I just spent an hour removing Viagra-sales vandalism from a site I operate that used to, so to speak, not have doors, but will now have locks and require keys, all so that some jerks can make a little money.

Well, no, not a little money. If the internet is a superhighway, these guys are creating gridlock - without paying for gas or even the cars they drive! Spam costs practically nothing to send; all they need is some cheap software, a CD full of addresses (often advertised for around $49) and a free dial-up account. They send out millions of emails. If they only get a thousand responses on a $50 product - not hard to get when they're asking millions of people - they've made $50,000. Not bad for an afternoon's work.

Spam is what happens when environmental controls aren't good enough, when politicians don't understand technology and it outgrows legislation. Spammers constitute a vanishingly small percentage of the internet, but they consume far more than their share of its resources. Since the election fever caught us all, I haven't had time to manually go through my spam folder. I've let over 11,000 pieces pile up since November 21. I've only received around 500 legitimate mails over the same time.

Sending spam is even easier when a virus writer is involved. It's estimated that an unsecured new Windows computer will be infected with something within 20 minutes of being plugged into the internet (which is why I have a Mac and why my brother is very strict about what goes on his Windows computer). The chance is increasingly good that that infection will turn the computer into a blind pipeline to pump out more spam.

Even if you're not unknowingly abetting it, you still pay - your internet provider pays for the bandwidth to receive the spam, and the computers to process it. It has to pass those costs on to you. Then there is the cost of your time to go through the spam and throw it away. Junk mailers, whatever other sins they commit, actually subsidize the postal system; spammers only profit off everyone else's investment.

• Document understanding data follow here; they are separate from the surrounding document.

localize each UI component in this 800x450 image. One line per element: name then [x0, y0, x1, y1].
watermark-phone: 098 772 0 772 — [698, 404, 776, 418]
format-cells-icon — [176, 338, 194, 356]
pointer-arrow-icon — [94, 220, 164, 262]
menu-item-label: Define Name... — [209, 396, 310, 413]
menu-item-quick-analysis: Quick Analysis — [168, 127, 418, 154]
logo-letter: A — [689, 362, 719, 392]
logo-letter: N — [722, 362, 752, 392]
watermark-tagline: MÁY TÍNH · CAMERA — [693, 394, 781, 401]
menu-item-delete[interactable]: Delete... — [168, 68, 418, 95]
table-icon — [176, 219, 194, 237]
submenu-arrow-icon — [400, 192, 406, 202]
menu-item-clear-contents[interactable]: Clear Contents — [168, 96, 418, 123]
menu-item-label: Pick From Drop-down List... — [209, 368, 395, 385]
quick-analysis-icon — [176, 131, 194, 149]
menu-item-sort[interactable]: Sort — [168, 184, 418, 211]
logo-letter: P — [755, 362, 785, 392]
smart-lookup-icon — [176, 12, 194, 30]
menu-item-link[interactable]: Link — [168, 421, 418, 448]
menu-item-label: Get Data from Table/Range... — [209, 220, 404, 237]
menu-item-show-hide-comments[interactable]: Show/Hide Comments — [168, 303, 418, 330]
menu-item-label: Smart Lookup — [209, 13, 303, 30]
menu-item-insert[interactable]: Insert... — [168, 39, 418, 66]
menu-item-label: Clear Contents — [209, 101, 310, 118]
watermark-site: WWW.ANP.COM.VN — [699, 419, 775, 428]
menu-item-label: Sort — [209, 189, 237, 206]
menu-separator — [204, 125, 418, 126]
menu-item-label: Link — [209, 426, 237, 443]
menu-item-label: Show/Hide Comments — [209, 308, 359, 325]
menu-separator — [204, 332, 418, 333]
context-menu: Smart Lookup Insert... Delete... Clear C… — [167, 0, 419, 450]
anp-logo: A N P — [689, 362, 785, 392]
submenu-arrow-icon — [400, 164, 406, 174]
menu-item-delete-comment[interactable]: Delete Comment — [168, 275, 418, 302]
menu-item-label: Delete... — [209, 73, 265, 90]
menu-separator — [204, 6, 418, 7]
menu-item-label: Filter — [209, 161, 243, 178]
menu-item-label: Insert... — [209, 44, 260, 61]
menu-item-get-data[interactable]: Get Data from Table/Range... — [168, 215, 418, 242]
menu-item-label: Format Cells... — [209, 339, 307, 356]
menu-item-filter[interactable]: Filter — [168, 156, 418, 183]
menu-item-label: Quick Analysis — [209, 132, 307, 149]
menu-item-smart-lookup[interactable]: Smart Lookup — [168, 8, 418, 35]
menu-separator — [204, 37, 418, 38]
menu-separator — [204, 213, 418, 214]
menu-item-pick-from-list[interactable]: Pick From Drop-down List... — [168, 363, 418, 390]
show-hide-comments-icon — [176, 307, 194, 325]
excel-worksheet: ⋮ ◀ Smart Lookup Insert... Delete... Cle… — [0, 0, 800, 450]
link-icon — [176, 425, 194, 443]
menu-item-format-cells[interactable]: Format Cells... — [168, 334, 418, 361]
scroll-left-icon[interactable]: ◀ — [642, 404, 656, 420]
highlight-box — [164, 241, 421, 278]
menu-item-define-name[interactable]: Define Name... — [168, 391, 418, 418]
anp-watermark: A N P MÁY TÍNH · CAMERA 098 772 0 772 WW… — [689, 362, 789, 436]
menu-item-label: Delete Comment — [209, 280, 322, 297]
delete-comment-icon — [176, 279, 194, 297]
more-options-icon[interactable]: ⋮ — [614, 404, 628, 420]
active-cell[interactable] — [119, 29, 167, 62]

They are constantly looking for new free online facilities to exploit: they shill on blogs and wikis and force people - people like me - to spend even more time removing and preventing their garbage.

In 2004, United States alone, that cost topped $10 billion dollars, and spam volume has doubled since then. Spam also far too often contains illegal and downright vile content; I have often received disgusting enough standard pornography and recently started receiving child pornography.

Like most environmental problems, spam requires an international solution. However, their abuse is obvious and all governments - except a few who profit explicitly by encouraging spammers to base there - would have a better virtual ecosystem by banding together to prevent it. An international agreement to make mass mailers bear the true cost of their advertisements could be a tiny stepping-stone toward co-operation on more vital issues.